Morando Soffritti's allegations about aspartame are without foundation
25 April 2012
Dr Soffritti's allegations, made at a conference on cancer in childhood today, are not new and have been scrutinised and rejected by regulatory authorities.
In May 2006, the European Food Safety Authority (EFSA) unequivocally rejected claims based on a Ramazzini rat study that aspartame was unsafe. In April 2007, Dr Soffritti made further allegations and referred to a second rat study on aspartame. This material was reviewed by EFSA, who again concluded that there was no reason to change its opinion.
In 2010, Dr Soffritti published a paper based on a mouse study on aspartame. In February 2011, EFSA announced its conclusion that the validity of the study could not be assessed and its results could not be interpreted.
The following points need to be taken into account when evaluating claims about aspartame safety made by Dr Soffritti:
- The laboratory at which the Ramazzini work is conducted did not follow internationally recognised Good Laboratory Practice (GLP) procedures. The rat colony was not specific pathogen free.
- The Ramazzini Institute refuses to provide government regulators with full access to its results. For example, only 70 pathology slides were provided to EFSA following the first Ramazzini rat study on aspartame in 2005. This compares with approximately 39,000 slides from carcinogenicity studies on aspartame that were submitted to the Food and Drug Administration before aspartame was first approved in the United States.

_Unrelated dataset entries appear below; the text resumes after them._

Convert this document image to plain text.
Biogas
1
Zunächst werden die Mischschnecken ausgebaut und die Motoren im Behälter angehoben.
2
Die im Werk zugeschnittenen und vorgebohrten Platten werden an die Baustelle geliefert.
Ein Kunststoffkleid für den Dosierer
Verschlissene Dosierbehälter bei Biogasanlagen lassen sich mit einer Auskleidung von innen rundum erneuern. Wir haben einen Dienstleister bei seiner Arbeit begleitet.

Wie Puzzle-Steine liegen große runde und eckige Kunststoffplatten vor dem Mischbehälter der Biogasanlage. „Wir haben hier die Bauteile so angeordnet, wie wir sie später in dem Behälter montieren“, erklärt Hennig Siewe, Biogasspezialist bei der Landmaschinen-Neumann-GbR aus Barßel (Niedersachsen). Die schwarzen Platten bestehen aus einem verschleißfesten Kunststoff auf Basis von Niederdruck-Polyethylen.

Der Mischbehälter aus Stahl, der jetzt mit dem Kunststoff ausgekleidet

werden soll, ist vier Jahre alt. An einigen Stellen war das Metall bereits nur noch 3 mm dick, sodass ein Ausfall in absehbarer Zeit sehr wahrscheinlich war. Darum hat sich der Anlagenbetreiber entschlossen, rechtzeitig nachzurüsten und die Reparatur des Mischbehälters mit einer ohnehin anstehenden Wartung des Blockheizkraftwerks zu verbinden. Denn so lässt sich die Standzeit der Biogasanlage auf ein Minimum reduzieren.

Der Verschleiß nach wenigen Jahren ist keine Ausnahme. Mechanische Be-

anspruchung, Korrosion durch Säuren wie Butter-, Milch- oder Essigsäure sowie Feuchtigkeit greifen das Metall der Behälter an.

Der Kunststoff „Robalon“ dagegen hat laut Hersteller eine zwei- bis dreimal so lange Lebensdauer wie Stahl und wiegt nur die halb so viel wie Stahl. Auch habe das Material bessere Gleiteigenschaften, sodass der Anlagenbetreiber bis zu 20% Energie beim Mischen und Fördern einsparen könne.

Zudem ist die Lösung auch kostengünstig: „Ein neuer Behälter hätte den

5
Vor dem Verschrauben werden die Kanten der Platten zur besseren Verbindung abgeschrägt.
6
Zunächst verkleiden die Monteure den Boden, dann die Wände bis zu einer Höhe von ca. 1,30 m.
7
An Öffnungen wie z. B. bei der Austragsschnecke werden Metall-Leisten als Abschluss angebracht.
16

- The design and conduct of work at the Ramazzini Institute has been criticised by the United Kingdom Department of Health Committee on Carcinogenicity, by the French food safety agency (L'Agence Française de Sécurité Sanitaire des Aliments), by the European Food Safety Authority, and by the United States Food and Drug Administration (FDA). To review the appraisal included in the 2006 Annual Report of the Committee on Carcinogenicity click here.
- The Ramazzini Institute does not reveal the source of its funding.
- The extensive body of data from human studies that support the safety of aspartame includes work related to cancer. For example, in 2006 the United States National Cancer Institute published the results of a five year study of over 500,000 people, which concluded that there was no link between aspartame and leukaemia, lymphomas or brain tumours.
Aspartame is simple food ingredient. It is a dipeptide of aspartic acid and phenylalanine, both of which occur widely in our diet. When we eat or drink products with aspartame, it is digested to aspartic acid, phenylalanine and a small amount of methanol. A soft drink sweetened just with aspartame contains less methanol than the same amount of orange juice. In 2002, the European Commission's Scientific Committee on Food stated:
"Aspartame is unique among the intense sweeteners in that the intake of its component parts can be compared with intakes of the same substances from natural foods."
Aspartame is probably the most thoroughly researched food ingredient, having been the subject of over 200 scientific studies. The science on aspartame has been reviewed by the Joint Expert Committee on Food Additives of the World Health Organisation and the United Nations Food and Agriculture Organisation, by the European Food Safety Authority (and before that by the European Commission's Scientific Committee on Foods) and by the regulatory authorities in more than 100 countries. All of these bodies have found aspartame to be safe and have approved its use as a food ingredient.
Nevertheless, probably because aspartame is the best-tasting low calorie sweetener, and because low calorie sweeteners as a group are high profile ingredients, aspartame has from time to time been the subject of unjustified attacks.
By providing an excellent sweet taste without the calories of sugar, aspartame makes a useful contribution to a calorie-controlled diet and can help people to avoid overweight and obesity, themselves risk factors for cancer.